## Try It Now

Work these exercises to see how well you understand this material.

### Exercises

1. List all partitions of the set A = {a, b, c}.

2. A student, on an exam paper, defined the term partition the following way: “Let A be a set. A partition of A is any set of nonempty subsets A1, A2, A3, . . . of A such that each element of A is in one of the subsets.” Is this definition correct? Why?

3. Show that {{2n| n ∈ ℤ},{2n+ 1 | n ∈ ℤ}} is a partition of ℤ. Describe this partition using only words.

4. A survey of 90 people, 47 of them played tennis and 42 of them swam. If 17 of them participated in both activities, how many of them participated in neither?

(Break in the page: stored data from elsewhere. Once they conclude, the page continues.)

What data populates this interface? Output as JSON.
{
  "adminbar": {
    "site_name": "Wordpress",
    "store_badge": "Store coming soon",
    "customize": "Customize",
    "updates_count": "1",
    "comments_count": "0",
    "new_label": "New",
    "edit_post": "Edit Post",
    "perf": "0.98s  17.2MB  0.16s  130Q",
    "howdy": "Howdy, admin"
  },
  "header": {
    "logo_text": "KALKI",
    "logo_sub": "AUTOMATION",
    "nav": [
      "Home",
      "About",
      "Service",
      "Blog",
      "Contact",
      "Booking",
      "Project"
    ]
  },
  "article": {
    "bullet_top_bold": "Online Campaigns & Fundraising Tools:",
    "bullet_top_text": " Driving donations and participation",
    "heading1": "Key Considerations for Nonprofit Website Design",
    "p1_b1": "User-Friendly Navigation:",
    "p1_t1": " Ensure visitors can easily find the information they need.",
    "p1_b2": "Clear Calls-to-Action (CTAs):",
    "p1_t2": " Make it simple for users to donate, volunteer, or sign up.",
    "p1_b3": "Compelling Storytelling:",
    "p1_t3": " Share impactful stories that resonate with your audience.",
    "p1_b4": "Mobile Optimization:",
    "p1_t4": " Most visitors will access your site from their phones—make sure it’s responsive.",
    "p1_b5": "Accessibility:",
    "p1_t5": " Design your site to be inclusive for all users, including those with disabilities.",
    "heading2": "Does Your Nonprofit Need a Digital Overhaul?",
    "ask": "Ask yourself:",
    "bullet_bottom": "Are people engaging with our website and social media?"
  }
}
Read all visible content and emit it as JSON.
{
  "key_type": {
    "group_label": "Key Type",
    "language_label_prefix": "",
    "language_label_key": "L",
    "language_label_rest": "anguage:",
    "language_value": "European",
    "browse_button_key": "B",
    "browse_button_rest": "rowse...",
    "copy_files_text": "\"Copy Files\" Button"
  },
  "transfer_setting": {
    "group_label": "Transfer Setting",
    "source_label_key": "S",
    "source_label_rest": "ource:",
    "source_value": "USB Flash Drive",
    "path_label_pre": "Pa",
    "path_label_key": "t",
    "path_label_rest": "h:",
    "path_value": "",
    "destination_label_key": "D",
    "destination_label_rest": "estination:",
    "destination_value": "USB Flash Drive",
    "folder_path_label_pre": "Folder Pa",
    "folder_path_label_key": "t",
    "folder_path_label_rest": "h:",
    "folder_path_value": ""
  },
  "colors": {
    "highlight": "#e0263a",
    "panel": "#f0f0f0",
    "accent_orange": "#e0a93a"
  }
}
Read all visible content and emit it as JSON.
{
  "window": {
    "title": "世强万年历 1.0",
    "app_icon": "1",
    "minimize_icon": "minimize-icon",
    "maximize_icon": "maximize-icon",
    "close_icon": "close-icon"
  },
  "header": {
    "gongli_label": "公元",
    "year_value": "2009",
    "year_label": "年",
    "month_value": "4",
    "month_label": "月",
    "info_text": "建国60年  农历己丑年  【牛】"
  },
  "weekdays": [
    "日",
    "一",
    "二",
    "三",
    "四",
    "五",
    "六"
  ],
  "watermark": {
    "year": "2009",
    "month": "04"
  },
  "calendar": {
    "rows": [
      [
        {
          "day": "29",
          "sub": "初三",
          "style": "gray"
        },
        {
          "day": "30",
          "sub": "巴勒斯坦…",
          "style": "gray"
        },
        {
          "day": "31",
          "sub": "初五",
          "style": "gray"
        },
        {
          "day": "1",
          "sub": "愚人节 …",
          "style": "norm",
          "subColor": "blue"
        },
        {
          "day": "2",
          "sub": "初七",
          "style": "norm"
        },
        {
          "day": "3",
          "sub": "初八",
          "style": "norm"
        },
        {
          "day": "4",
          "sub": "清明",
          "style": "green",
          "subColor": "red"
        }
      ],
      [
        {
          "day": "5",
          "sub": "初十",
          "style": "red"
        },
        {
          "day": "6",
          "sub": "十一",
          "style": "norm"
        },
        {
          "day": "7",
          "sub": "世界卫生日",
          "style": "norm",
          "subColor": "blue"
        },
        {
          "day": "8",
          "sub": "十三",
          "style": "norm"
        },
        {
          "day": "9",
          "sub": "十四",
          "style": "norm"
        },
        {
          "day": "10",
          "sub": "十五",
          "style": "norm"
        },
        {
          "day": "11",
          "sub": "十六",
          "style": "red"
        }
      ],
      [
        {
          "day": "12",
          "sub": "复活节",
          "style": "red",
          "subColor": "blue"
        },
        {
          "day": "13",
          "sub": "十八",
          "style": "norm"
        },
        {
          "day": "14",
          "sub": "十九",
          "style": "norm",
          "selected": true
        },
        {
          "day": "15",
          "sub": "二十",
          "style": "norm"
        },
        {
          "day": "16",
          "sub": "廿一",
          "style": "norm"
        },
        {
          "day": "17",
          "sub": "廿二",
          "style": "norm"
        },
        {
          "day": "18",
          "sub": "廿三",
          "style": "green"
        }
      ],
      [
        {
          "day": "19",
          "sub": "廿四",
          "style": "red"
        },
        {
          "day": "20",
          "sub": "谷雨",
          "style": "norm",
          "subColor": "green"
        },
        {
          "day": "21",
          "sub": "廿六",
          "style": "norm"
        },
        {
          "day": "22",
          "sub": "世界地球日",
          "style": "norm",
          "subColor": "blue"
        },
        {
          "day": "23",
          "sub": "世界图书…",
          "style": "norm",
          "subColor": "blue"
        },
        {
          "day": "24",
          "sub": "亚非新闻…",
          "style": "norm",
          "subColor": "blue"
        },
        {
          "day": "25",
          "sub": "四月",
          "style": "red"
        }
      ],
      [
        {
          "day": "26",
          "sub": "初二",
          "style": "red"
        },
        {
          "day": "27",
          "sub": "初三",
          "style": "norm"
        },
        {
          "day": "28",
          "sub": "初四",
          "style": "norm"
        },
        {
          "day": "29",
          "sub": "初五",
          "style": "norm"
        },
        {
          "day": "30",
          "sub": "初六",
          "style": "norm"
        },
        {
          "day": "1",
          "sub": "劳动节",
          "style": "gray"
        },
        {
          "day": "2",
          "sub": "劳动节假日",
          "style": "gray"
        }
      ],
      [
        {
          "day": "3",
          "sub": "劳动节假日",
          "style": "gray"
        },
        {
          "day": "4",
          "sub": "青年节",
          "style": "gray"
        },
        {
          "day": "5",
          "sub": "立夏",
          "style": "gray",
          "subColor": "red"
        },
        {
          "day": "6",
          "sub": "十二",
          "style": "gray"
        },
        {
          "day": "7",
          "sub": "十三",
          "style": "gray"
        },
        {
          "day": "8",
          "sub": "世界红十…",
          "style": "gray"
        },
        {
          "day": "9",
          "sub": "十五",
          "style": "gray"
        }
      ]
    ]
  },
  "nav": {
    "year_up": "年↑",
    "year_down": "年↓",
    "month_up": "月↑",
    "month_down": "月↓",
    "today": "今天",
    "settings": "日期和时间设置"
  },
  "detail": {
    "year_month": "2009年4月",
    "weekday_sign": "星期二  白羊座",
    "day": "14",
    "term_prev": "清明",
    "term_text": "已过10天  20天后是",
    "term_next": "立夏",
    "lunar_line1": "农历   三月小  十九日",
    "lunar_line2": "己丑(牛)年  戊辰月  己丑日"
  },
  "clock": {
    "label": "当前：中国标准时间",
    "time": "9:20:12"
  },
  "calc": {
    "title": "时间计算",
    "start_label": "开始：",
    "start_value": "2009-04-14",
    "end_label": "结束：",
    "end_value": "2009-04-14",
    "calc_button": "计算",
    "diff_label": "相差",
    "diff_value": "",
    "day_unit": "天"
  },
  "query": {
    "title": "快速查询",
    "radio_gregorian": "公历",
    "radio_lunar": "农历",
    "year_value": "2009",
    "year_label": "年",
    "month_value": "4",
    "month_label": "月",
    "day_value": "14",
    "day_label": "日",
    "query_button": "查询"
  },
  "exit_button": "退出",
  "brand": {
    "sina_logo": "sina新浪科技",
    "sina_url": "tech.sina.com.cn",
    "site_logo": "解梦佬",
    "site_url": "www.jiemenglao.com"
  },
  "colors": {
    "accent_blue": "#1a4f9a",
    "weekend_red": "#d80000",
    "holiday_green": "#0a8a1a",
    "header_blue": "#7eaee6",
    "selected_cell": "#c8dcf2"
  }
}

5. Regarding the Theorem 2.3.9,
1. (a) Use the two set inclusion-exclusion law to derive the three set inclusion- exclusion law. Note: A knowledge of basic set laws is needed for this exercise.
2. (b) State and derive the inclusion-exclusion law for four sets.

6. The definition of ℚ = {a/b| a, b ∈ ℤ, b ≠ 0} given in Chapter 1 is awkward. If we use the definition to list elements in ℚ, we will have duplications such as $\frac{1}{2}$$\frac{-2}{-4}$, and $\frac{300}{600}$. Try to write a more precise definition of the rational numbers so that there is no duplication of elements.